Nitekim, TCMB faizi sabit tutulurken, kamu alacaklarının gecikme faizinde yapılan bu artış, iktidarın mükellefin, vatandaşın cebine el atarak faiz gelirini artırmayı amaçladığını, vergisini ödeyemeyen, SGK primini ödeyemeyen işyerlerini, işletmeleri, trafik cezası kestiği vatandaşı faize boğarak nefes alamaz hale getireceğini göstermektedir.

“ALTI AYDA 10 BİN 352 TÜRK ŞİRKETİ KAPANDI”
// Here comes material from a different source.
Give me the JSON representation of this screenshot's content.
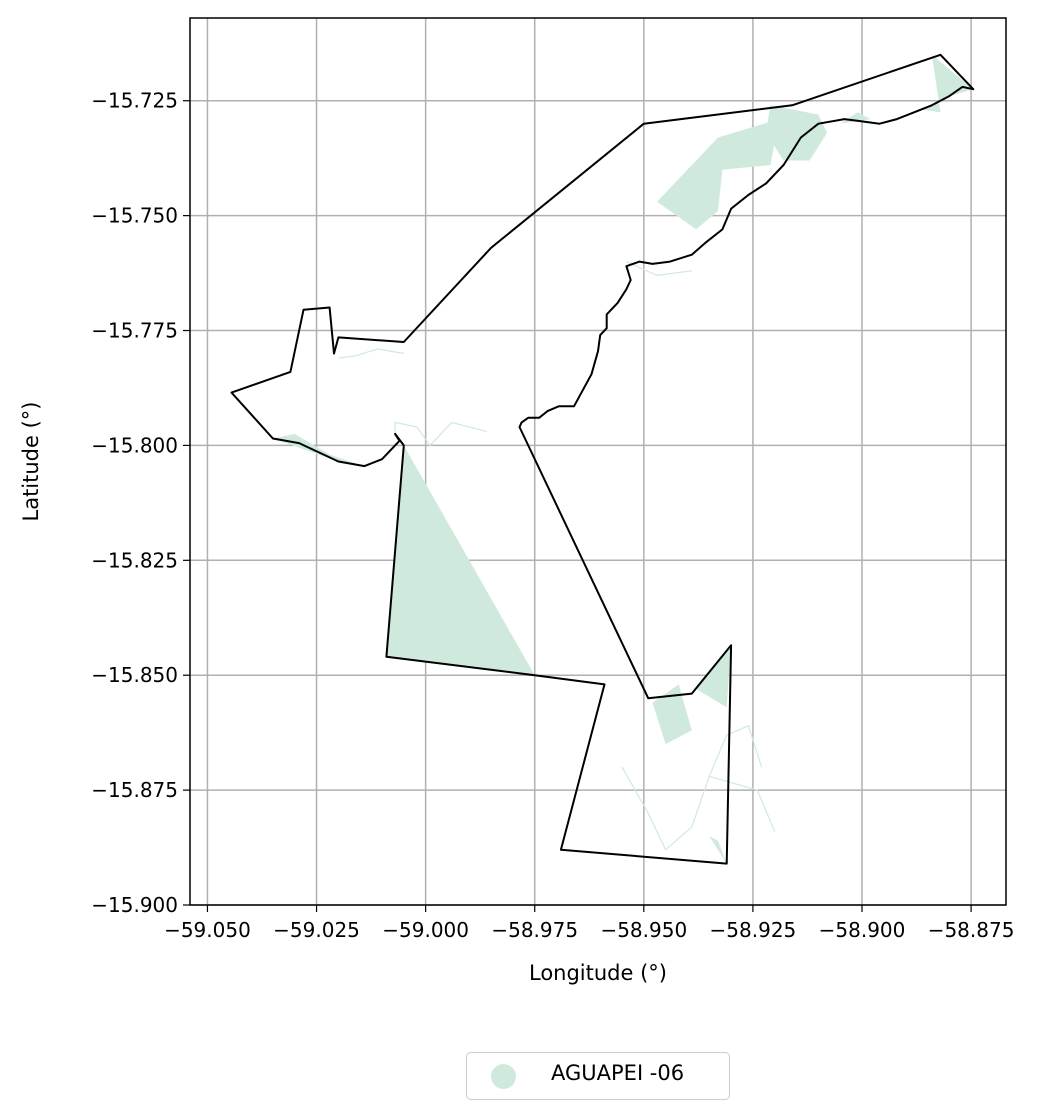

Altı ayda 10 bin 352 Türk şirketi kapandı. Aynı dönemde İranlılar, Ruslar, Suriyeliler, Afganlar, Etiyopyalıların da aralarında olduğu yabancılar ise 5371 yeni şirket açtı. İktidarın ekonomi modeliyle Türk şirketleri batıyor, yabancılar için ‘kelepir ülke’ oluyor!
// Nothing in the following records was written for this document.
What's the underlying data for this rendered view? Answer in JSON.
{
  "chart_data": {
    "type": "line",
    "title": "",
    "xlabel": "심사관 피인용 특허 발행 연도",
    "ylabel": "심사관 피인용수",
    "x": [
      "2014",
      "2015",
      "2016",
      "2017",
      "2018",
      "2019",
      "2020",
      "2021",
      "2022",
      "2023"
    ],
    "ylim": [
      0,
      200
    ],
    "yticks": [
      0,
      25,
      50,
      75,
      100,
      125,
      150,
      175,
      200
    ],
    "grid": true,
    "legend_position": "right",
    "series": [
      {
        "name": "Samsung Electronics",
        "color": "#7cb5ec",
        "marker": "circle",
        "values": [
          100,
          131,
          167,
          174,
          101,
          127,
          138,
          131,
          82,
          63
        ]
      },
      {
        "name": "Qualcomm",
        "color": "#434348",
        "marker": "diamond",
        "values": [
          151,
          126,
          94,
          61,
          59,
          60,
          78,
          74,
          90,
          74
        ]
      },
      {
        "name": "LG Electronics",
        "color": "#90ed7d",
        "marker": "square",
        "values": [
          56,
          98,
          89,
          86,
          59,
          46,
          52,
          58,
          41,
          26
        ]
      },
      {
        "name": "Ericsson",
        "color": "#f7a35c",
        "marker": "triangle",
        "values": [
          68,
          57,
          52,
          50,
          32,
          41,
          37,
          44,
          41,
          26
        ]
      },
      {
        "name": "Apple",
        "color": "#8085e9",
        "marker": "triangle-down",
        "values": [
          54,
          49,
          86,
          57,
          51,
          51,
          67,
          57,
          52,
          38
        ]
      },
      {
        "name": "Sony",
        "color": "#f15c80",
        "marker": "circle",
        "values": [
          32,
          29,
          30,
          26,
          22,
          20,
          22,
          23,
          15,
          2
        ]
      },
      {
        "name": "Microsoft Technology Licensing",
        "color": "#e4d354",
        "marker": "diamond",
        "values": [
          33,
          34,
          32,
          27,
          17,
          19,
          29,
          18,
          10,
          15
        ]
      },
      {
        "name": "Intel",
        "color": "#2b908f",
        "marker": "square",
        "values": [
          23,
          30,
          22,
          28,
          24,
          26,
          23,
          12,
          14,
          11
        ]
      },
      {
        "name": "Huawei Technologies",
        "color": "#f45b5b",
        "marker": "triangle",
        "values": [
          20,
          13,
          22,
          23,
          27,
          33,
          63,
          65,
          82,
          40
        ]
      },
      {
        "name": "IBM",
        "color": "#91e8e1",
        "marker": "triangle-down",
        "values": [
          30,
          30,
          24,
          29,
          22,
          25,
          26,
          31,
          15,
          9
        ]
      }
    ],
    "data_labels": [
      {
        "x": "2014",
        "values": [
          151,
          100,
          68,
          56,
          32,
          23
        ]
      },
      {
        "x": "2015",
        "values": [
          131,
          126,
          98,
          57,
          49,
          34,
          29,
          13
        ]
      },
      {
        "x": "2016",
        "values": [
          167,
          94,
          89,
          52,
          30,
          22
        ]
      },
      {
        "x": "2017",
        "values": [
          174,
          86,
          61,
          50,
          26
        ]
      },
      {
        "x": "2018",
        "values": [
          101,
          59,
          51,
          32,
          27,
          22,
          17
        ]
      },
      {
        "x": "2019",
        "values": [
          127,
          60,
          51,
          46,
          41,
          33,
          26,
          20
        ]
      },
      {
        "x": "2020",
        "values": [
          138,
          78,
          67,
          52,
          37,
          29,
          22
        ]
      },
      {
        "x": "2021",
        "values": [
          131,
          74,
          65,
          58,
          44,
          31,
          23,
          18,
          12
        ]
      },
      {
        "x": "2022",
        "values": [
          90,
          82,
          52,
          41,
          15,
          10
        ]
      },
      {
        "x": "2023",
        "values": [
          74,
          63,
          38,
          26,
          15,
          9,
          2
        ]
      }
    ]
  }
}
TL’deki aşırı değer kaybı, dövizdeki yükseliş yanında, Rusya-Ukrayna savaşı ve batının Rusya ve İran’a yaptırımları orta ve üst gelir grubundaki pek çok Rus ve İranlı için Türkiye’yi ‘ikamet ve ticaret’ açısından cazip kılıyor.

“TÜRKİYE’NİN SURİYE’YE OLASI HAREKÂTINA İRAN VE RUSYA’DAN DESTEK ÇIKMADI”
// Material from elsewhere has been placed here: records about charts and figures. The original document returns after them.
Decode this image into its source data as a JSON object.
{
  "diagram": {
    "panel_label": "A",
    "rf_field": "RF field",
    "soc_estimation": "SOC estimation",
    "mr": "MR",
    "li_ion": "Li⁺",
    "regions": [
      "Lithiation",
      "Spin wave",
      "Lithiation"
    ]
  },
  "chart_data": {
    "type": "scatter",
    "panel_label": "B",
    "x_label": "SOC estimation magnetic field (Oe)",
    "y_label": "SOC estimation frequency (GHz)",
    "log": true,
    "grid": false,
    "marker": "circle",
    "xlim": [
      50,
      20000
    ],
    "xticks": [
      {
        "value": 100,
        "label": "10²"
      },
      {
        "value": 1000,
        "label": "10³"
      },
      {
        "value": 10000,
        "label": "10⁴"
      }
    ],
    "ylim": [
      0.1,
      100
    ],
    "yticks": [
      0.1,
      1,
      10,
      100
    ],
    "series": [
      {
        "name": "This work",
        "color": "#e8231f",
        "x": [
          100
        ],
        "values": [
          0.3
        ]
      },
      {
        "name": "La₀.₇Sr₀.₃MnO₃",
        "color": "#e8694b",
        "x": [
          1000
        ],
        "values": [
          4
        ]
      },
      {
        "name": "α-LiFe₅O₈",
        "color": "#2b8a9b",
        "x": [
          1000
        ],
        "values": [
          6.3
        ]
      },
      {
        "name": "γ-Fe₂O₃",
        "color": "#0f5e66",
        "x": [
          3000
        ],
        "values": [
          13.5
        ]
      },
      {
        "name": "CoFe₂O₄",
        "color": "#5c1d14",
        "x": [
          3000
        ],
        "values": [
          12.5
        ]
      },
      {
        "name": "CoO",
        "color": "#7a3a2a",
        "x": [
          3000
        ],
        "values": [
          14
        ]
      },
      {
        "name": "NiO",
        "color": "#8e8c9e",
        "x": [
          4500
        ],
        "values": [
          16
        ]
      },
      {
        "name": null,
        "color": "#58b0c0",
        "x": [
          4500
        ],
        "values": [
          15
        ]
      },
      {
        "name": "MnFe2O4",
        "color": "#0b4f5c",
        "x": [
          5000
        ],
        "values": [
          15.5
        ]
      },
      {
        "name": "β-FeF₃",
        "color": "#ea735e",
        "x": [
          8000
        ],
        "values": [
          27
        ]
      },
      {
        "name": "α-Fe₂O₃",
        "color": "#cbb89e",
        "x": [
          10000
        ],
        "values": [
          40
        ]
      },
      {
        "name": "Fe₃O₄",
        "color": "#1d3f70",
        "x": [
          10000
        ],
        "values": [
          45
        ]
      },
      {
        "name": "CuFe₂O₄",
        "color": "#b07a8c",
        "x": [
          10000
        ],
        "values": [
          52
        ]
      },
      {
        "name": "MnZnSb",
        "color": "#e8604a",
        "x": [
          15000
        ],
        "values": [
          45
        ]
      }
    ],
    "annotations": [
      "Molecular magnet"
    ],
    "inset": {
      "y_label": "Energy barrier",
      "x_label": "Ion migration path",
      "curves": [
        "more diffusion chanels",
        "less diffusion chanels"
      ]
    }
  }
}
Tahran’da yapılan üçlü zirve ardından yayınlanan Türkiye-İran-Rusya ortak bildirisinde, Suriye’nin egemenlik ve toprak bütünlüğüne saygı bir kez daha yinelenirken, terörle mücadele konusunda iş birliği vurgulandı. Türkiye’nin Suriye’ye olası harekâtına İran ve Rusya’dan destek çıkmadı!

Cumhurbaşkanı Erdoğan’ın Tahran dönüşü yaptığı açıklamada ABD’nin Fırat’ın doğusunu terk etmesini istemesi ve bu yönde açıklamalarda bulunması kanımca üçlü zirvede kararlaştırılan ortak taleplerden birisi. Ayrıca Cumhurbaşkanı Erdoğan’ın Suriye’nin kuzeyine dönük olası yeni harekâtla ilgili sorulara, ‘Türkiye’nin güvenlik endişeleri giderilmedikçe harekatın gündemde kalmaya devam edeceği’ yanıtını vermesi, bu aşamada Tahran’da liderlerden beklediği desteği alamadığının işareti.”